News

Twice the delegates for Symbian, a week after the Microsoft show

by Guy Kewney | posted on 23 April 2002


Today and tomorrow, the Symbian Developer Expo will be taking place in London's Excel conference and exhibition centre in Docklands - and it looks like it will get twice the number of developer delegates that Microsoft got last week - as you might expect.

Guy Kewney

It would be wrong to look at Symbian as an offshoot of Psion, or to look at the Compact Edition of Microsoft .Net as another incarnation of PocketPC Windows. Both viewpoints are, strictly, quite correct; but this isn't where things are moving, and the real competition is for the hearts and minds of the mobile community.

The Microsoft Developer Conference was, in fact, astonishingly well attended, given the newness of what is behind it. Sure; the PocketPC and Windows CE are not brand new, nor are they yet what they need to be; but they are now seen as a genuine alternative.

There's a feeling, amongst a lot of developers, that they don't want to be sucked into a religious war between supporters of Java, Symbian and Windows.

Java remains a "must-have" technology. However much Microsoft protests, it's clear that it badly wants Java to fail. It says that it just wants .Net to succeed; but there are too many straws in the wind pointing to simple corporate rivalry, and fierce competitive hostility. For example, this week's rumours from the Nine States monopoly trials included top-level evidence from AMD which said that Microsoft tried to do a deal with Intel to break Java.

The rumour can't be right; indeed, it's hard to know how you could break Java, and there are a lot of people who'd have your guts for garters if you tried it - they are dependent on it as a standard.

But there's also an undercurrent of dissatisfaction with Java, which some say is only a highest common factor of all the available features; it just includes a small subset of what people want to do, and all the other extensions are created by other people, without regard for standards. They say Java is now seen as playing "catch-up" as it attempts to get rid of the albatross around its neck, in the form of a lot of independent, incompatible implementations of what .Net and Symbian have been able to provide from scratch.

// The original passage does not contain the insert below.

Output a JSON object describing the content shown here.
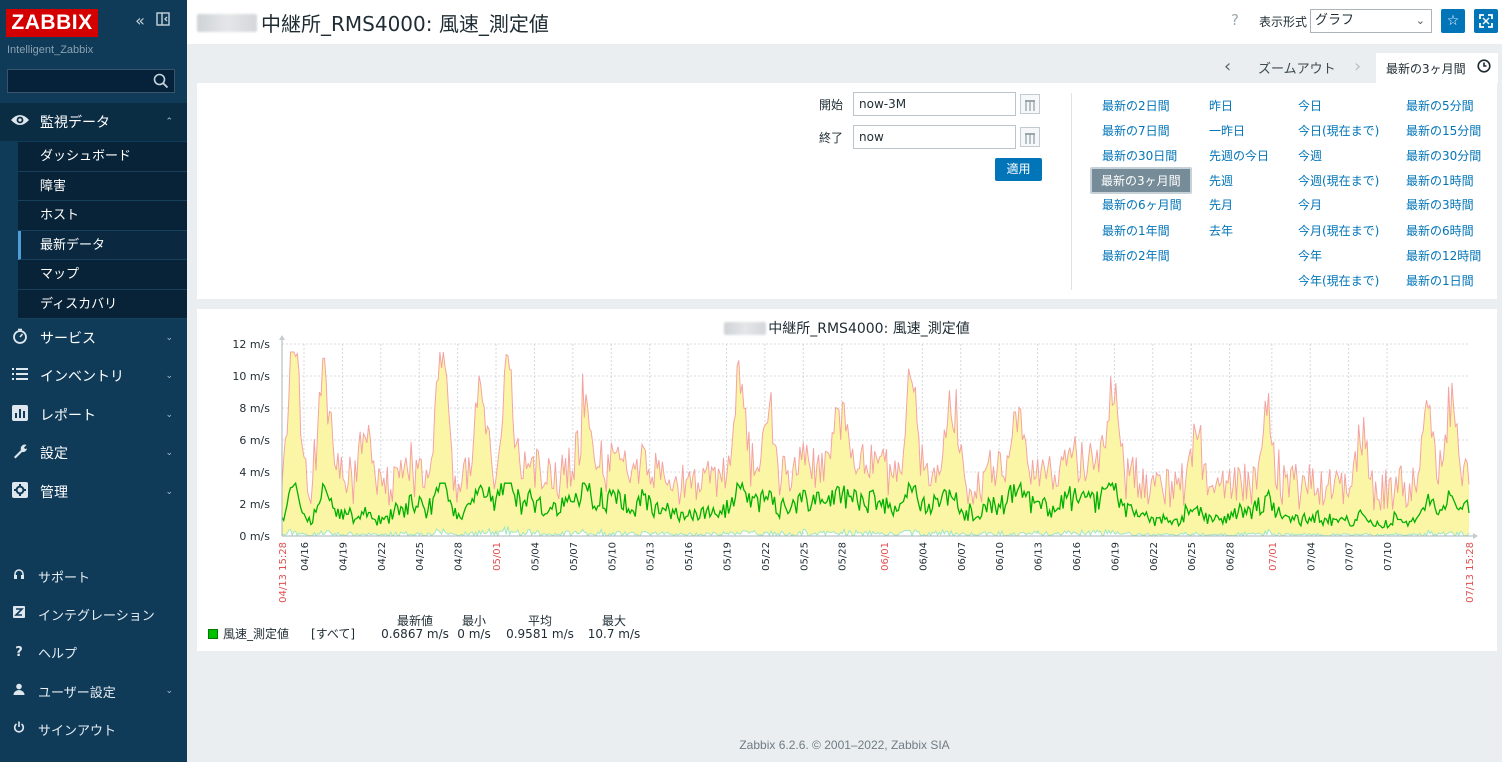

For these people, the question is: "Which to go for?"

Symbian has the momentum; it has Nokia and Ericsson and several other phone makers firmly tied into its plans and strategies. Psion, which originally launched it, may have pulled out of competition with Microsoft in the mobile hardware business, but the new Symbian platform is being supported by people at least as big and powerful as the Compaq and HP and other supporters of Windows on hand-held computers.

But the other side of the picture shows an interesting view of the same scene; there, Symbian is seen as a tool of dominance by the big telcos and phone operators.

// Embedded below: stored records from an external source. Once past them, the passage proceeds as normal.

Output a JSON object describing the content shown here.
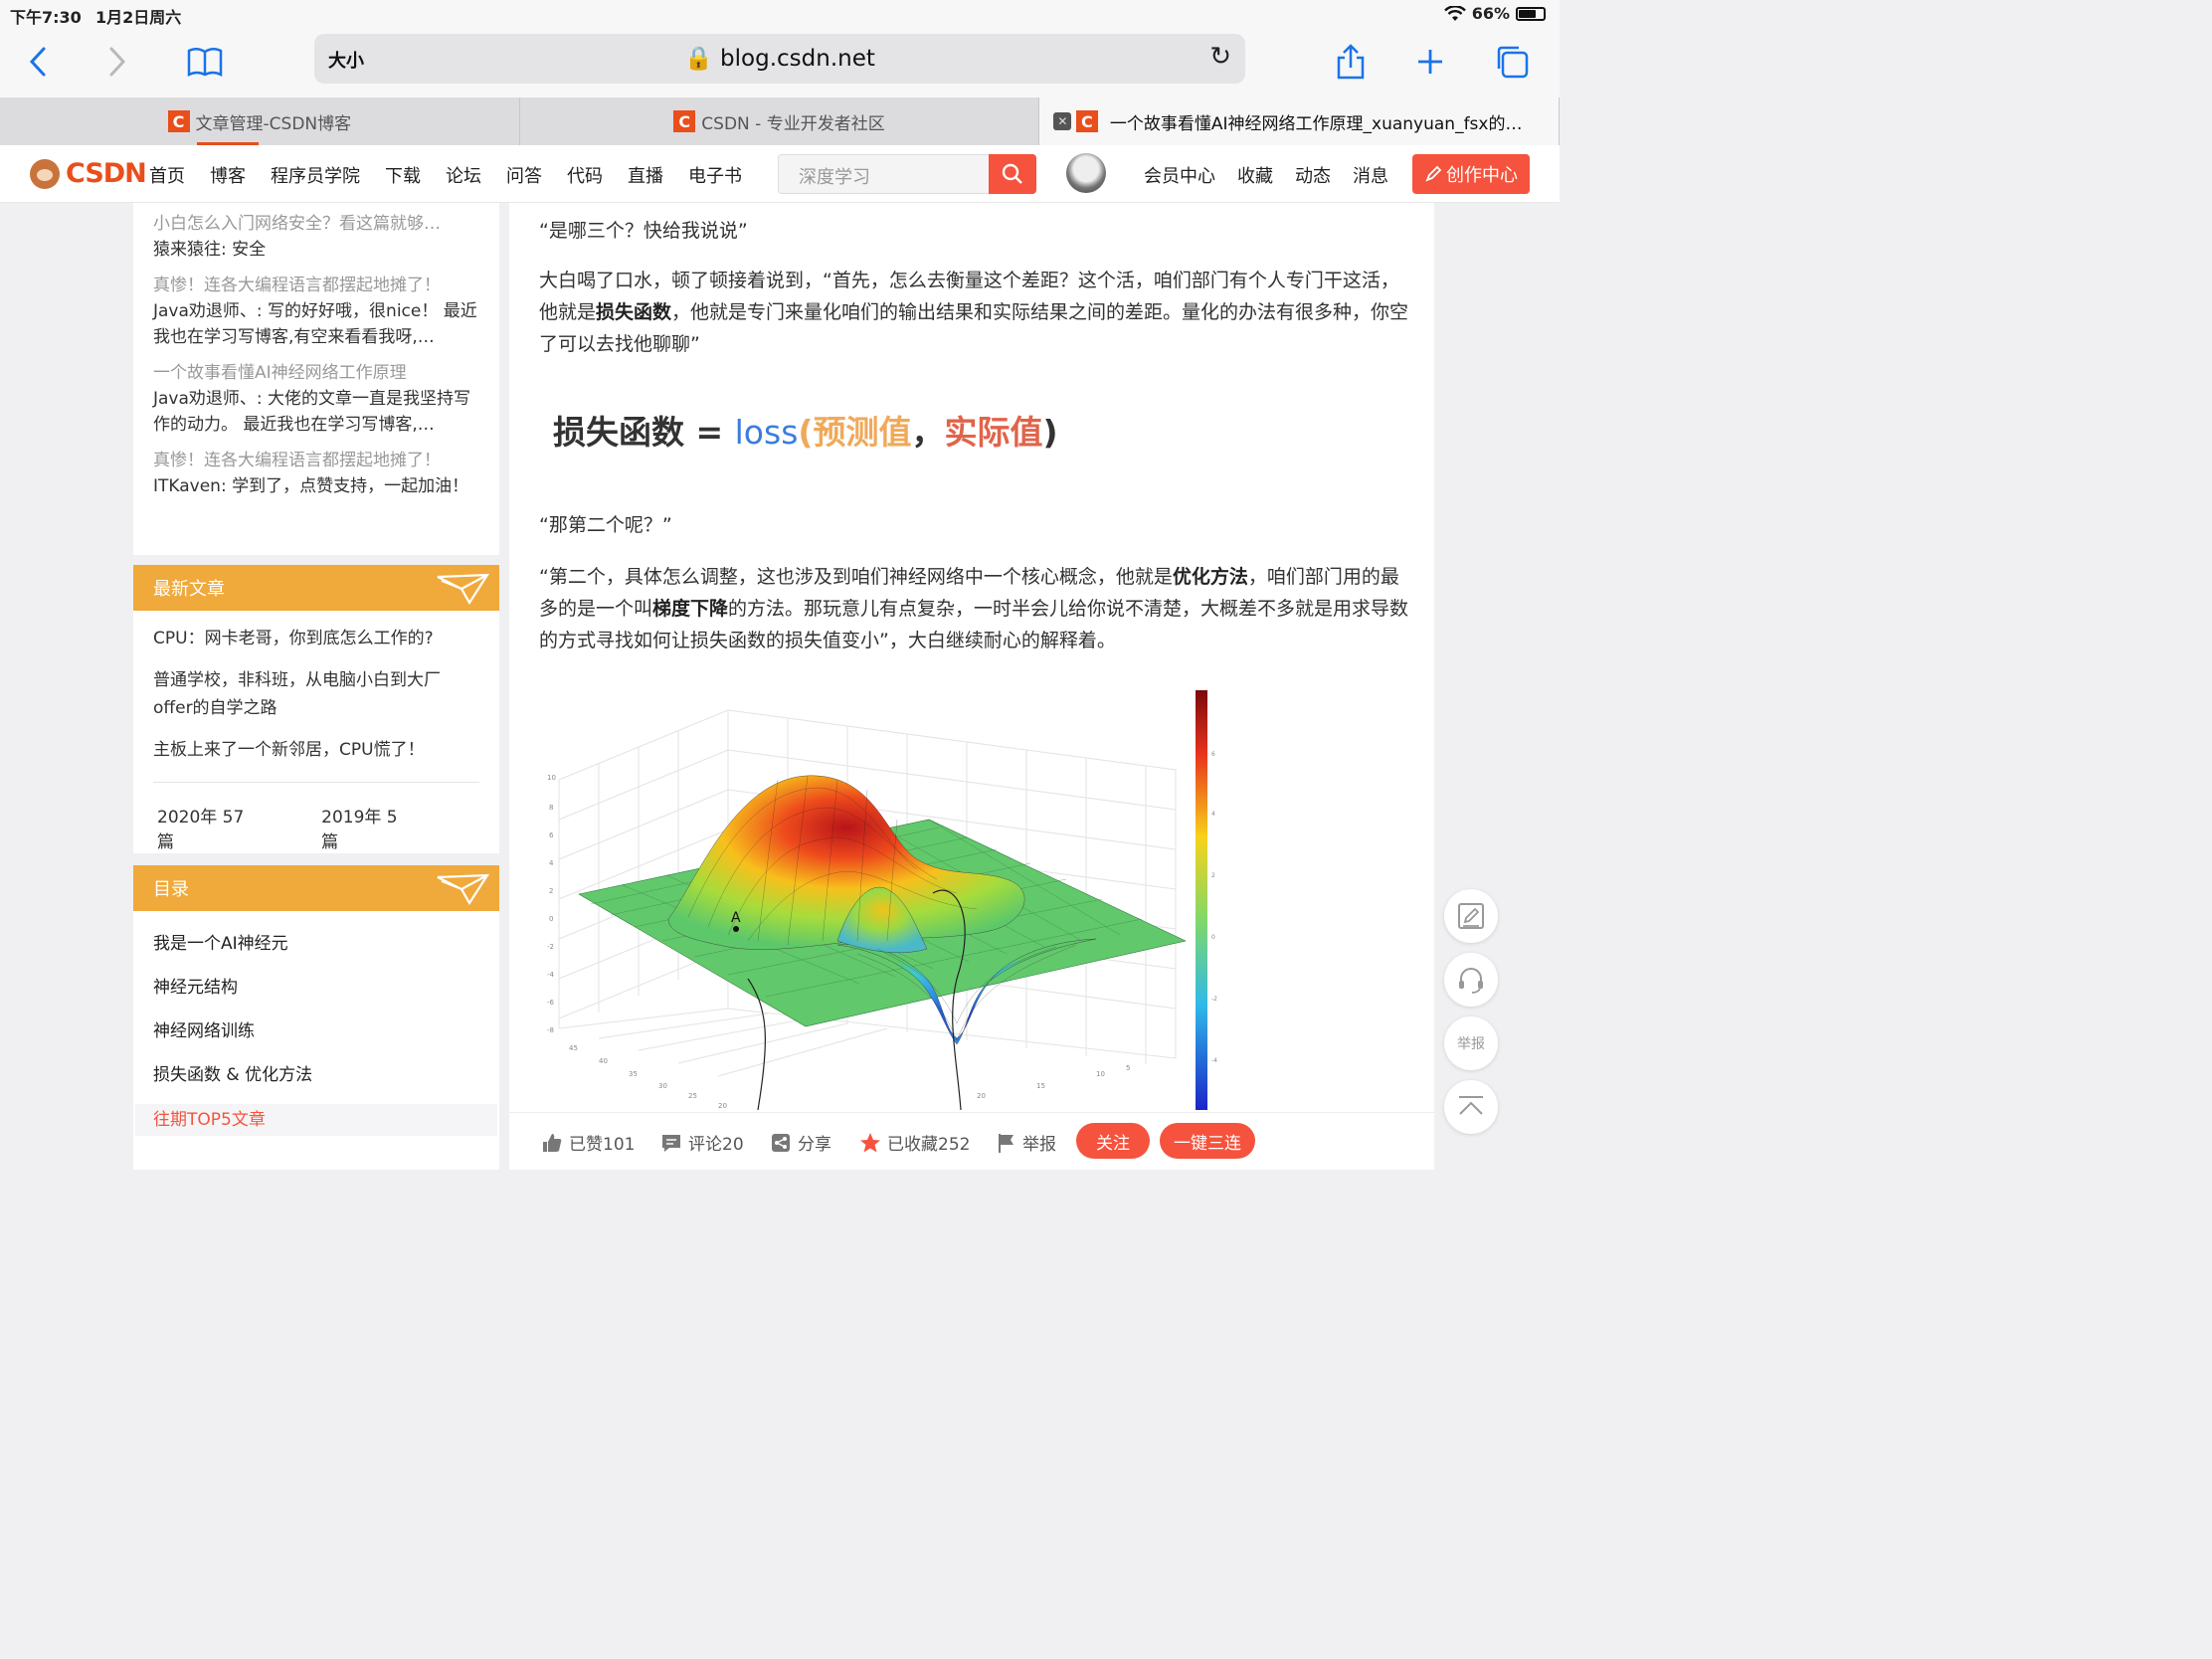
{
  "status": {
    "time": "下午7:30",
    "date": "1月2日周六",
    "battery": "66%",
    "battery_level": 0.66
  },
  "browser": {
    "text_size": "大小",
    "url": "blog.csdn.net",
    "tabs": [
      {
        "favicon": "C",
        "title": "文章管理-CSDN博客"
      },
      {
        "favicon": "C",
        "title": "CSDN - 专业开发者社区"
      },
      {
        "favicon": "C",
        "title": "一个故事看懂AI神经网络工作原理_xuanyuan_fsx的…"
      }
    ]
  },
  "nav": {
    "logo": "CSDN",
    "links": [
      "首页",
      "博客",
      "程序员学院",
      "下载",
      "论坛",
      "问答",
      "代码",
      "直播",
      "电子书"
    ],
    "search_placeholder": "深度学习",
    "right_links": [
      "会员中心",
      "收藏",
      "动态",
      "消息"
    ],
    "create_label": "创作中心"
  },
  "sidebar": {
    "comments": [
      {
        "title": "小白怎么入门网络安全？看这篇就够…",
        "body": "猿来猿往: 安全"
      },
      {
        "title": "真惨！连各大编程语言都摆起地摊了！",
        "body": "Java劝退师、: 写的好好哦，很nice！ 最近我也在学习写博客,有空来看看我呀,…"
      },
      {
        "title": "一个故事看懂AI神经网络工作原理",
        "body": "Java劝退师、: 大佬的文章一直是我坚持写作的动力。 最近我也在学习写博客,…"
      },
      {
        "title": "真惨！连各大编程语言都摆起地摊了！",
        "body": "ITKaven: 学到了，点赞支持，一起加油！"
      }
    ],
    "latest": {
      "heading": "最新文章",
      "items": [
        "CPU：网卡老哥，你到底怎么工作的?",
        "普通学校，非科班，从电脑小白到大厂offer的自学之路",
        "主板上来了一个新邻居，CPU慌了！"
      ],
      "archive": [
        "2020年  57篇",
        "2019年  5篇"
      ]
    },
    "toc": {
      "heading": "目录",
      "items": [
        "我是一个AI神经元",
        "神经元结构",
        "神经网络训练",
        "损失函数 & 优化方法"
      ],
      "highlight": "往期TOP5文章"
    }
  },
  "article": {
    "p1": "“是哪三个？快给我说说”",
    "p2a": "大白喝了口水，顿了顿接着说到，“首先，怎么去衡量这个差距？这个活，咱们部门有个人专门干这活，他就是",
    "p2b": "损失函数",
    "p2c": "，他就是专门来量化咱们的输出结果和实际结果之间的差距。量化的办法有很多种，你空了可以去找他聊聊”",
    "formula": {
      "left": "损失函数 = ",
      "fn": "loss",
      "open": "(",
      "pred": "预测值",
      "comma": "，",
      "real": "实际值",
      "close": ")"
    },
    "p3": "“那第二个呢？”",
    "p4a": "“第二个，具体怎么调整，这也涉及到咱们神经网络中一个核心概念，他就是",
    "p4b": "优化方法",
    "p4c": "，咱们部门用的最多的是一个叫",
    "p4d": "梯度下降",
    "p4e": "的方法。那玩意儿有点复杂，一时半会儿给你说不清楚，大概差不多就是用求导数的方式寻找如何让损失函数的损失值变小”，大白继续耐心的解释着。",
    "plot_point_label": "A"
  },
  "actions": {
    "like": "已赞101",
    "comment": "评论20",
    "share": "分享",
    "collect": "已收藏252",
    "report": "举报",
    "follow": "关注",
    "triple": "一键三连"
  },
  "float": {
    "report": "举报"
  },
  "colors": {
    "brand": "#f5533d",
    "card_head": "#f0a93b",
    "link": "#1a73e8"
  }
}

At the Microsoft developers' conference last week, all delegate places were taken, and 1,000 pretty high-level techies showed up to a full session of seminars looking at pretty detailed inside info on how-to and road-map and what's-wrong chest-baring from some pretty senior Microsoft executives - including one ex-Psion VP. It's fair to say it went well beyond Microsoft's hopes for the show (or they'd probably have booked it into a rather nicer hotel than the ghastly Hilton Metropole!).

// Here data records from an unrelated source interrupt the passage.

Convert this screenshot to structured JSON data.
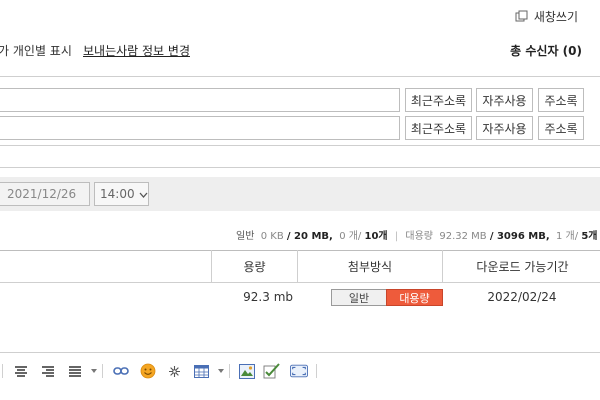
{
  "header": {
    "new_window_label": "새창쓰기",
    "per_person_label": "개인별 표시",
    "per_person_prefix": "가",
    "sender_change_label": "보내는사람 정보 변경",
    "recipient_count": "총 수신자 (0)"
  },
  "address_rows": [
    {
      "recent": "최근주소록",
      "frequent": "자주사용",
      "book": "주소록"
    },
    {
      "recent": "최근주소록",
      "frequent": "자주사용",
      "book": "주소록"
    }
  ],
  "schedule": {
    "date": "2021/12/26",
    "time": "14:00"
  },
  "capacity": {
    "general_label": "일반",
    "general_size": "0 KB",
    "general_limit": "/ 20 MB,",
    "general_count": "0 개/",
    "general_count_limit": "10개",
    "large_label": "대용량",
    "large_size": "92.32 MB",
    "large_limit": "/ 3096 MB,",
    "large_count": "1 개/",
    "large_count_limit": "5개"
  },
  "attachments": {
    "headers": {
      "size": "용량",
      "method": "첨부방식",
      "period": "다운로드 가능기간"
    },
    "rows": [
      {
        "size": "92.3 mb",
        "mode_general": "일반",
        "mode_large": "대용량",
        "period": "2022/02/24"
      }
    ]
  },
  "colors": {
    "accent": "#ee5b3b",
    "border": "#cfcfcf",
    "band": "#eeeeee"
  },
  "toolbar_icons": [
    "align-center-icon",
    "align-right-icon",
    "justify-icon",
    "link-icon",
    "emoticon-icon",
    "special-char-icon",
    "table-icon",
    "image-icon",
    "spellcheck-icon",
    "fullscreen-icon"
  ]
}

This week, at least 1,500 delegates are due to show up for Symbian; hopes are that 2,000 may join in over the two-day event. It will be fascinating to see whether the trend is equally buoyant there.

There's no reason to say that either technology has to "win" - and no reason to suggest that if one succeeds, the other can't. But if they both survive and prosper, they will diverge in their directions.

This week may give us important clues as to which way they are heading.